INVESTIGATING OFFICERS from the Office of Fair Trading (OFT) arrive unannounced at your reception desk with a warrant to search your office and seize documents. Many businesses that have been raided will be familiar with this scene. Although typically not at dawn, the investigations will be conducted at the start of the business day when companies are least prepared.
It is important to understand that the OFT has wide-ranging powers to investigate suspected breaches of competition law. For example, the OFT can: send written requests for documents, enter premises (and in certain circumstances, directors’ domestic premises), with or without a warrant and without notice, take copies or extracts of documents which they consider relate to any matter relevant to the investigation, and require electronic information to be provided in a readable form in which it can be taken away.
The OFT also enjoys enhanced powers of investigation (including requiring employees to answer questions and the seizing of original documents) when conducting a criminal investigation under the cartel offence.
Companies have a duty to co-operate with the investigation and there are fines for negligently supplying incorrect or misleading information or incomplete documents.
To be prepared for an unannounced visit from the OFT, companies should adopt compliance measures including:
• Compiling a dawn raid manual to ensure that staff are aware of their legal obligations and how to deal with officials in the event of a dawn raid. Staging mock inspections is a useful way to train employees;
• Marking communications with lawyers as “legally privileged” so that legal privileged documents are easy to identify and can be withheld from inspection during a dawn raid
• Using email appropriately across the firm
OFT’s new investigation procedures
Over the years the OFT has received criticism over the lack of transparency, robustness of and time taken to reach decisions. In an effort to address these concerns, the government launched a public consultation in March 2012 to push through improvement to the current administrative system.
On 16 October 2012 the OFT launched a revised guide on its procedures for investigating suspected antitrust breaches. The guidance does not cover the OFT’s investigations under the cartel offence or director disqualification order proceedings.
It is only concerned with administrative investigations under the Competition Act 1998. The new measures include more publicity early on, a separation between the investigative and decision-making roles and strengthened procedural rights during an investigation.
The OFT will publish Case Opening Notices on its website in order to improve transparency. The Notice will set out the basic details of the investigation, including the administrative timetable of the case. Although the OFT has confirmed that the names of parties will only be published in exceptional circumstances, names are likely to be added later on in the investigation if the OFT decides to issue a Statement of Objections (provisional infringement finding) against the parties.

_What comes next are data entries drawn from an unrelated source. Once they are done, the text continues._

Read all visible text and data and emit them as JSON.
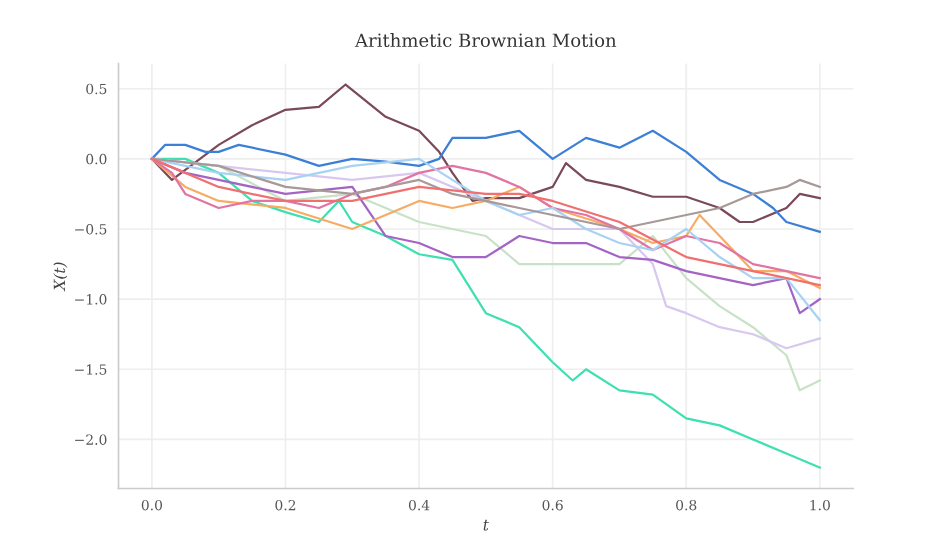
{
  "chart_data": {
    "type": "line",
    "title": "Arithmetic Brownian Motion",
    "xlabel": "t",
    "ylabel": "X(t)",
    "xlim": [
      -0.05,
      1.05
    ],
    "ylim": [
      -2.35,
      0.68
    ],
    "xticks": [
      {
        "value": 0,
        "label": "0.0"
      },
      {
        "value": 0.2,
        "label": "0.2"
      },
      {
        "value": 0.4,
        "label": "0.4"
      },
      {
        "value": 0.6,
        "label": "0.6"
      },
      {
        "value": 0.8,
        "label": "0.8"
      },
      {
        "value": 1,
        "label": "1.0"
      }
    ],
    "yticks": [
      {
        "value": 0.5,
        "label": "0.5"
      },
      {
        "value": 0,
        "label": "0.0"
      },
      {
        "value": -0.5,
        "label": "−0.5"
      },
      {
        "value": -1,
        "label": "−1.0"
      },
      {
        "value": -1.5,
        "label": "−1.5"
      },
      {
        "value": -2,
        "label": "−2.0"
      }
    ],
    "grid": true,
    "marker": "none",
    "line_style": "solid",
    "series": [
      {
        "color": "#7a4a58",
        "x": [
          0,
          0.03,
          0.1,
          0.15,
          0.2,
          0.25,
          0.29,
          0.35,
          0.4,
          0.43,
          0.45,
          0.48,
          0.5,
          0.55,
          0.6,
          0.62,
          0.65,
          0.7,
          0.75,
          0.8,
          0.85,
          0.88,
          0.9,
          0.95,
          0.97,
          1.0
        ],
        "values": [
          0,
          -0.15,
          0.1,
          0.24,
          0.35,
          0.37,
          0.53,
          0.3,
          0.2,
          0.05,
          -0.1,
          -0.3,
          -0.28,
          -0.28,
          -0.2,
          -0.03,
          -0.15,
          -0.2,
          -0.27,
          -0.27,
          -0.35,
          -0.45,
          -0.45,
          -0.35,
          -0.25,
          -0.28
        ]
      },
      {
        "color": "#3c7fd6",
        "x": [
          0,
          0.02,
          0.05,
          0.08,
          0.1,
          0.13,
          0.2,
          0.25,
          0.3,
          0.35,
          0.4,
          0.43,
          0.45,
          0.5,
          0.55,
          0.6,
          0.65,
          0.7,
          0.75,
          0.8,
          0.85,
          0.9,
          0.93,
          0.95,
          1.0
        ],
        "values": [
          0,
          0.1,
          0.1,
          0.05,
          0.05,
          0.1,
          0.03,
          -0.05,
          0.0,
          -0.02,
          -0.05,
          0.0,
          0.15,
          0.15,
          0.2,
          0.0,
          0.15,
          0.08,
          0.2,
          0.05,
          -0.15,
          -0.25,
          -0.35,
          -0.45,
          -0.52
        ]
      },
      {
        "color": "#3ee0b0",
        "x": [
          0,
          0.05,
          0.1,
          0.15,
          0.2,
          0.25,
          0.28,
          0.3,
          0.35,
          0.4,
          0.45,
          0.5,
          0.55,
          0.6,
          0.63,
          0.65,
          0.7,
          0.75,
          0.8,
          0.85,
          0.9,
          0.95,
          1.0
        ],
        "values": [
          0,
          0.0,
          -0.1,
          -0.3,
          -0.38,
          -0.45,
          -0.3,
          -0.45,
          -0.55,
          -0.68,
          -0.72,
          -1.1,
          -1.2,
          -1.45,
          -1.58,
          -1.5,
          -1.65,
          -1.68,
          -1.85,
          -1.9,
          -2.0,
          -2.1,
          -2.2
        ]
      },
      {
        "color": "#c8e2c8",
        "x": [
          0,
          0.1,
          0.2,
          0.3,
          0.4,
          0.5,
          0.55,
          0.6,
          0.7,
          0.75,
          0.8,
          0.85,
          0.9,
          0.95,
          0.97,
          1.0
        ],
        "values": [
          0,
          -0.05,
          -0.3,
          -0.25,
          -0.45,
          -0.55,
          -0.75,
          -0.75,
          -0.75,
          -0.55,
          -0.85,
          -1.05,
          -1.2,
          -1.4,
          -1.65,
          -1.58
        ]
      },
      {
        "color": "#d8c8f0",
        "x": [
          0,
          0.1,
          0.2,
          0.3,
          0.4,
          0.5,
          0.6,
          0.7,
          0.75,
          0.77,
          0.8,
          0.85,
          0.9,
          0.95,
          1.0
        ],
        "values": [
          0,
          -0.05,
          -0.1,
          -0.15,
          -0.1,
          -0.3,
          -0.5,
          -0.5,
          -0.75,
          -1.05,
          -1.1,
          -1.2,
          -1.25,
          -1.35,
          -1.28
        ]
      },
      {
        "color": "#a464c4",
        "x": [
          0,
          0.05,
          0.1,
          0.2,
          0.3,
          0.35,
          0.4,
          0.45,
          0.5,
          0.55,
          0.6,
          0.65,
          0.7,
          0.75,
          0.8,
          0.85,
          0.9,
          0.95,
          0.97,
          1.0
        ],
        "values": [
          0,
          -0.1,
          -0.15,
          -0.25,
          -0.2,
          -0.55,
          -0.6,
          -0.7,
          -0.7,
          -0.55,
          -0.6,
          -0.6,
          -0.7,
          -0.72,
          -0.8,
          -0.85,
          -0.9,
          -0.85,
          -1.1,
          -1.0
        ]
      },
      {
        "color": "#f6ac64",
        "x": [
          0,
          0.05,
          0.1,
          0.2,
          0.3,
          0.35,
          0.4,
          0.45,
          0.5,
          0.55,
          0.6,
          0.7,
          0.75,
          0.8,
          0.82,
          0.85,
          0.9,
          0.95,
          1.0
        ],
        "values": [
          0,
          -0.2,
          -0.3,
          -0.35,
          -0.5,
          -0.4,
          -0.3,
          -0.35,
          -0.3,
          -0.2,
          -0.35,
          -0.5,
          -0.6,
          -0.55,
          -0.4,
          -0.55,
          -0.8,
          -0.8,
          -0.92
        ]
      },
      {
        "color": "#e274a4",
        "x": [
          0,
          0.03,
          0.05,
          0.1,
          0.15,
          0.2,
          0.25,
          0.3,
          0.35,
          0.4,
          0.45,
          0.5,
          0.55,
          0.6,
          0.65,
          0.7,
          0.75,
          0.8,
          0.85,
          0.9,
          0.95,
          1.0
        ],
        "values": [
          0,
          -0.1,
          -0.25,
          -0.35,
          -0.3,
          -0.3,
          -0.35,
          -0.25,
          -0.2,
          -0.1,
          -0.05,
          -0.1,
          -0.2,
          -0.35,
          -0.4,
          -0.5,
          -0.65,
          -0.55,
          -0.6,
          -0.75,
          -0.8,
          -0.85
        ]
      },
      {
        "color": "#a8d2f2",
        "x": [
          0,
          0.1,
          0.2,
          0.3,
          0.4,
          0.45,
          0.5,
          0.55,
          0.6,
          0.65,
          0.7,
          0.75,
          0.8,
          0.85,
          0.9,
          0.95,
          1.0
        ],
        "values": [
          0,
          -0.1,
          -0.15,
          -0.05,
          0.0,
          -0.15,
          -0.3,
          -0.4,
          -0.35,
          -0.5,
          -0.6,
          -0.65,
          -0.5,
          -0.7,
          -0.85,
          -0.85,
          -1.15
        ]
      },
      {
        "color": "#a89898",
        "x": [
          0,
          0.1,
          0.2,
          0.3,
          0.4,
          0.45,
          0.5,
          0.55,
          0.6,
          0.65,
          0.7,
          0.75,
          0.8,
          0.85,
          0.9,
          0.95,
          0.97,
          1.0
        ],
        "values": [
          0,
          -0.05,
          -0.2,
          -0.25,
          -0.15,
          -0.25,
          -0.3,
          -0.35,
          -0.4,
          -0.45,
          -0.5,
          -0.45,
          -0.4,
          -0.35,
          -0.25,
          -0.2,
          -0.15,
          -0.2
        ]
      },
      {
        "color": "#f07070",
        "x": [
          0,
          0.1,
          0.2,
          0.3,
          0.4,
          0.5,
          0.55,
          0.6,
          0.7,
          0.8,
          0.9,
          1.0
        ],
        "values": [
          0,
          -0.2,
          -0.3,
          -0.3,
          -0.2,
          -0.25,
          -0.25,
          -0.3,
          -0.45,
          -0.7,
          -0.8,
          -0.9
        ]
      }
    ]
  }
}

A new three-person Case Decision Group (CDG), consisting of senior staff who have not already been involved in the investigation, will decide upon whether the evidential burden for establishing a competition infringement has been met and for taking final decisions on liability and the appropriate amount of any penalty. To date, decisions have been made by the same person managing the inquiry. The ability for parties under investigation to have their case reviewed by a fresh pair of eyes is a welcome development. The CDG will not have responsibility for settlements, commitments from the parties and interim measures decisions.
The OFT has also adopted a number of checks and balances to strengthen procedural rights during an investigation and improve the robustness of decisions. There will be increased access to the decision makers with more “interactive oral hearings” and additional “state of play” meetings. This is expected to assist the CDG in obtaining a fuller understanding of the parties’ case.
Finally, the OFT has extended the role of the Procedural Adjudicator to resolve procedural disputes until the new Competition and Markets Authority takes office, bringing it more in line with that of a hearing officer in EU cartel cases.. It is expected that this will result in the swifter resolution of procedural disputes during the investigation.
Other changes involve providing parties with a draft penalty statement setting out the key elements relevant to the calculation of the penalty. Parties will have the opportunity to comment on the calculation of the penalty in advance of any final infringement decision. Although parties have always had the opportunity to comment on the Statement of Objections which includes the penalty calculation, it is thought that introducing this at a later stage than the Statement of Objections will ensure that issues of liability and penalty are considered separately. A separate oral hearing on penalty will also be offered.